## Jacobian Vector
A row-vector that consists of all [[Partial Derivative|partial derivatives]] of a scalar valued multivariate function, e.g. $f(x_1, x_2, x_3)$. It represents the "gradient" of the function.
$ J=\Big[
\frac{\partial f}{\partial x_1},
\frac{\partial f}{\partial x_2},
\frac{\partial f}{\partial x_3},
\dots \Big ]
$
The Jacobian vector points in the direction of the steepest slope of $f$ at a given point $[x_1, x_2, x_3]$. This is true because the $\frac{\partial f}{\partial x_n}$ that results in the biggest change in $f$ will have the biggest value.
> [!note:]
> By convention the Jacobian is written as a row vector.
## Jacobian Matrix
Vector-valued functions return a vector of outputs, e.g. $f(x,y) \to \{z_1, z_2\}$. To get the full picture on such a function, we can stack the row-wise Jacobians of each output $\{z_1, z_2\}$ below each other, and thereby retrieve a Jacobian matrix.
$
\begin{align}
J&=
\begin{bmatrix}
\frac{\partial f_1}{\partial x} & \frac{\partial f_1}{\partial y} \\
\frac{\partial f_2}{\partial x} & \frac{\partial f_2}{\partial y}
\end{bmatrix}
\end{align}
$
where:
- First row represents the Jacobian vector $J_{[11]}, J_{[12]}$ of the first output element $f_1$.
- Second row represents the Jacobian vector $J_{[21]}, J_{[22]}$ of the second output element.

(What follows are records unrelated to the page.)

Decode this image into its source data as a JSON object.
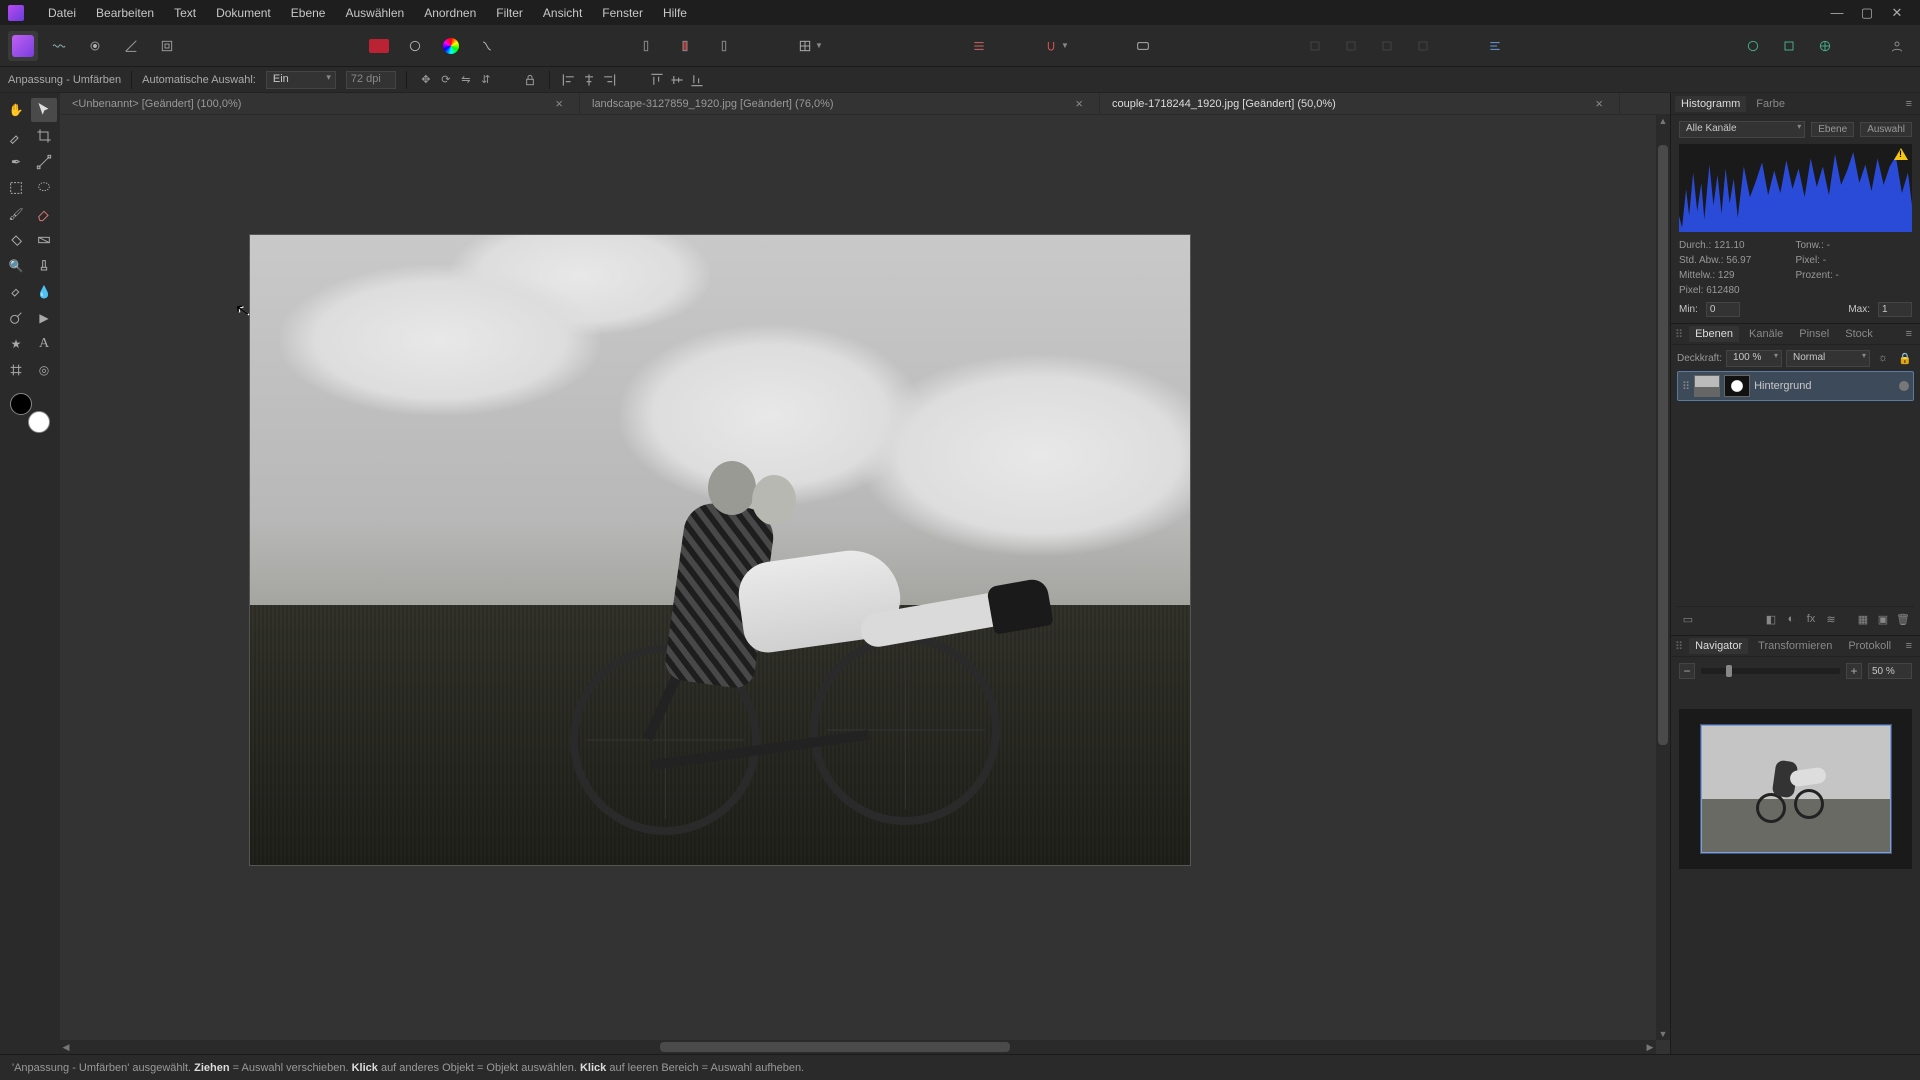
{
  "menu": [
    "Datei",
    "Bearbeiten",
    "Text",
    "Dokument",
    "Ebene",
    "Auswählen",
    "Anordnen",
    "Filter",
    "Ansicht",
    "Fenster",
    "Hilfe"
  ],
  "contextbar": {
    "tool_label": "Anpassung - Umfärben",
    "auto_select_label": "Automatische Auswahl:",
    "auto_select_value": "Ein",
    "dpi": "72 dpi"
  },
  "doc_tabs": [
    {
      "title": "<Unbenannt> [Geändert] (100,0%)",
      "active": false
    },
    {
      "title": "landscape-3127859_1920.jpg [Geändert] (76,0%)",
      "active": false
    },
    {
      "title": "couple-1718244_1920.jpg [Geändert] (50,0%)",
      "active": true
    }
  ],
  "panels": {
    "histogram": {
      "tabs": [
        "Histogramm",
        "Farbe"
      ],
      "channel": "Alle Kanäle",
      "btns": [
        "Ebene",
        "Auswahl"
      ],
      "stats": {
        "durch": "Durch.: 121.10",
        "stdabw": "Std. Abw.: 56.97",
        "mittelw": "Mittelw.: 129",
        "pixel": "Pixel: 612480",
        "tonw": "Tonw.: -",
        "pixel2": "Pixel: -",
        "prozent": "Prozent: -"
      },
      "min_label": "Min:",
      "min": "0",
      "max_label": "Max:",
      "max": "1"
    },
    "layers": {
      "tabs": [
        "Ebenen",
        "Kanäle",
        "Pinsel",
        "Stock"
      ],
      "opacity_label": "Deckkraft:",
      "opacity": "100 %",
      "blend": "Normal",
      "layer_name": "Hintergrund"
    },
    "navigator": {
      "tabs": [
        "Navigator",
        "Transformieren",
        "Protokoll"
      ],
      "zoom": "50 %"
    }
  },
  "status": {
    "parts": [
      {
        "t": "'Anpassung - Umfärben' ausgewählt. "
      },
      {
        "b": "Ziehen"
      },
      {
        "t": " = Auswahl verschieben. "
      },
      {
        "b": "Klick"
      },
      {
        "t": " auf anderes Objekt = Objekt auswählen. "
      },
      {
        "b": "Klick"
      },
      {
        "t": " auf leeren Bereich = Auswahl aufheben."
      }
    ]
  }
}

When we want to know the steepest slope at some specific point, we simply do a matrix multiplication of the Jacobian matrix with the vector of the data point $[x,y]$.
> [!note:]
> Even if the function we are evaluating is not linear, a very small step $\delta$ is still approximately linear, as long as the function is smooth.
## Optimization
When we want to find the minimum or maximum of a function, we could simply evaluate the function at every possible point. However, there are more efficient ways:
- *Critical points:* A function’s maximum or minimum occurs at points where its gradient (Jacobian vector) is zero. If the function has multiple min/max points, we need to evaluate each of these points, to determine whether the point is a global min/max point.
- *Gradient descent:* When we do not have an analytical function of our problem, we start at a random point, and always make one step into the direction of the biggest slope ([[Gradient Descent]]).